Wednesday, July 27, 2011

Depression (2009)

2/11/09

Depression is something that comes to me unannounced, and totally out of the blue. Catches me offguard. I get these bouts every now and then. It's funny because many times my life is a pile of shit where nothing goes right, but I still don't get depressed. And then, all of a sudden, it hits me hard when I least expect it - when things aren't exactly that bad.

I wonder if it all bottles up inside me. And then releases itself when it reaches a certain threshold. And then any little incident triggers it off.

But whatever the mechanics behind it, it is just pure evil when it strikes.

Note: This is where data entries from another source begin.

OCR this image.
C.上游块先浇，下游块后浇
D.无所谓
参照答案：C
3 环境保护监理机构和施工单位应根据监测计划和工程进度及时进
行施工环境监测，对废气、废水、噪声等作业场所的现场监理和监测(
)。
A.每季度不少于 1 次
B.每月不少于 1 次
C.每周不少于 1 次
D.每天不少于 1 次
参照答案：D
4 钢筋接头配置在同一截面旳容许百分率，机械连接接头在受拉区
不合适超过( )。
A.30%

I don't feel like eating, talking, going out, watching movies, listening to music, even thinking. I just lie in one spot. And sulk. It's even more irritating when I don't know the exact reason for it. Normally, I am a very optimistic person. No matter what the problem or how big or small, if I know it, I always manage to avoid depression by busying myself in thinking up ways to solve it. But when I don't even know the reason, there remains very little to do about it. Which results in a lot of frustration.

I don't even know what triggered it this time, or how long it will last. But it's definitely arrived again - unannounced and unexpected like every time. Now everything looks like crap and I feel no humor even seeing my neighbor's funky red underwear in the laundry room (which I did a few hours ago). Not a laugh, or a smirk. Not even a slight smile, let alone a grin.

Man, I hate these times. I hope it gets over soon. I know the trail now. It will remain like this for a few days, then it will turn into anger and frustration. Then I'll probably lose my temper on someone. Then feel guilty, regret it and apologize. Then get yelled at by that person. And then slowly, within a day or two, be back to my normal self.